Ma non è l’unica notizia che fa sognare.
Già da tempo, l’Indian Space Research Organisation (ISRO) aveva raccolto campioni a 40 chilometri di quota con palloni stratosferici, trovando tre specie di batteri mai viste prima. Scienziati indiani li hanno definiti “alieni” non perché arrivino da un altro pianeta, ma perché non assomigliano a nulla di terrestre conosciuto. Una delle ipotesi? Sono stati lanciati in alto da eruzioni vulcaniche, e lì, tra radiazioni e freddo cosmico, si sono trasformati in qualcosa di nuovo.
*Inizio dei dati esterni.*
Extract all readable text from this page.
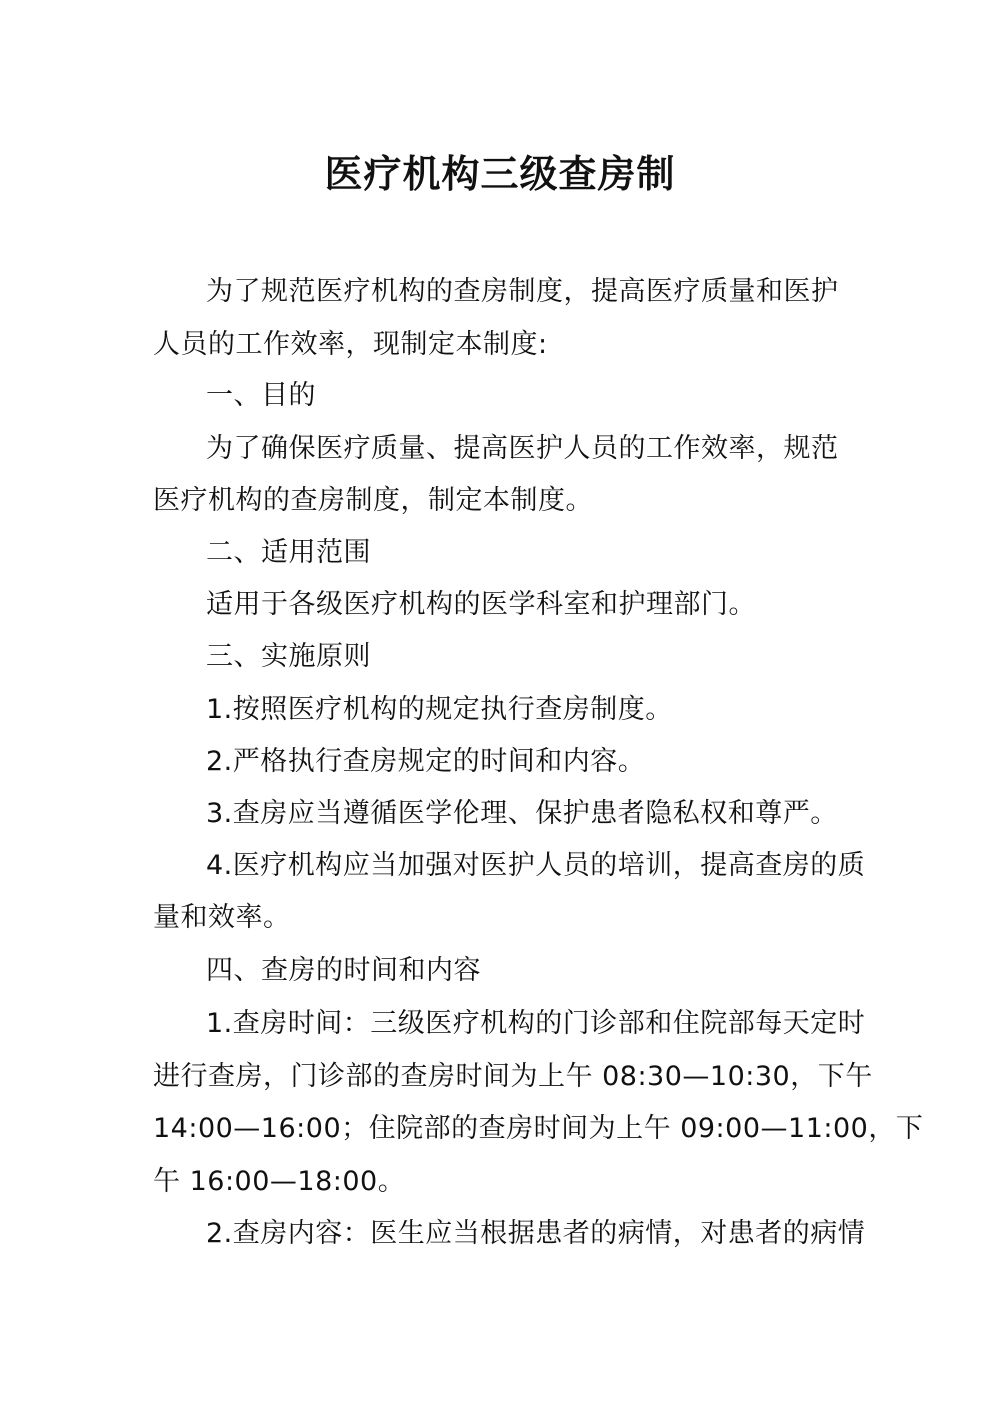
医疗机构三级查房制
为了规范医疗机构的查房制度，提高医疗质量和医护
人员的工作效率，现制定本制度:
一、目的
为了确保医疗质量、提高医护人员的工作效率，规范
医疗机构的查房制度，制定本制度。
二、适用范围
适用于各级医疗机构的医学科室和护理部门。
三、实施原则
1.按照医疗机构的规定执行查房制度。
2.严格执行查房规定的时间和内容。
3.查房应当遵循医学伦理、保护患者隐私权和尊严。
4.医疗机构应当加强对医护人员的培训，提高查房的质
量和效率。
四、查房的时间和内容
1.查房时间：三级医疗机构的门诊部和住院部每天定时
进行查房，门诊部的查房时间为上午 08:30—10:30，下午
14:00—16:00；住院部的查房时间为上午 09:00—11:00，下
午 16:00—18:00。
2.查房内容：医生应当根据患者的病情，对患者的病情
E poi c’è una storia tutta italiana, che in pochi conoscono ma che merita attenzione.
A Napoli, i professori Bruno D’Argenio (geologo) e Giuseppe Geraci (biologo molecolare) della Federico II, insieme all’Istituto Geomare del CNR, hanno isolato microrganismi straordinari all’interno di meteoriti vecchie di 4,5 miliardi di anni — quasi coetanee del Sistema Solare. Li chiamano “cristallomicrobi” o “Cryms”, perché vivono incastonati nei cristalli delle rocce extraterrestri.

E il più incredibile?
Quando vengono messi a contatto con una semplice soluzione fisiologica, si “risvegliano”: si muovono, si riproducono, e possono essere clonati in laboratorio. Sono stati trovati anche in rocce terrestri antichissime, alcune risalenti a 3,8 miliardi di anni fa, su diversi continenti. E sopravvivono persino a sterilizzazioni a 950 gradi — un dato che, secondo i ricercatori, esclude quasi del tutto la contaminazione moderna.

Ne ha parlato con entusiasmo Giovanni Bignami, allora direttore scientifico dell’Agenzia Spaziale Italiana (ASI):

«Il loro DNA non corrisponde a nessuno dei 18.000 ceppi finora catalogati. Se questa scoperta sarà confermata, cambierà radicalmente la nostra idea sull’origine della vita. Forse non è nata sulla Terra, ma nella nebulosa primordiale da cui si sono formati tutti i pianeti. E allora questi organismi potrebbero essere ovunque: nelle meteoriti, sui pianeti, nello spazio stesso». 

Ora, i metodi e i risultati saranno pubblicati e messi a disposizione della comunità scientifica internazionale. Le verifiche arriveranno, i dibattiti si accenderanno — è così che funziona la scienza. Ma intanto, una cosa è certa: stiamo guardando la vita con occhi nuovi.

Perché forse non è così rigida, così prevedibile, così “terrestre” come credevamo.

Forse è più libera. Più audace. E forse… più universale.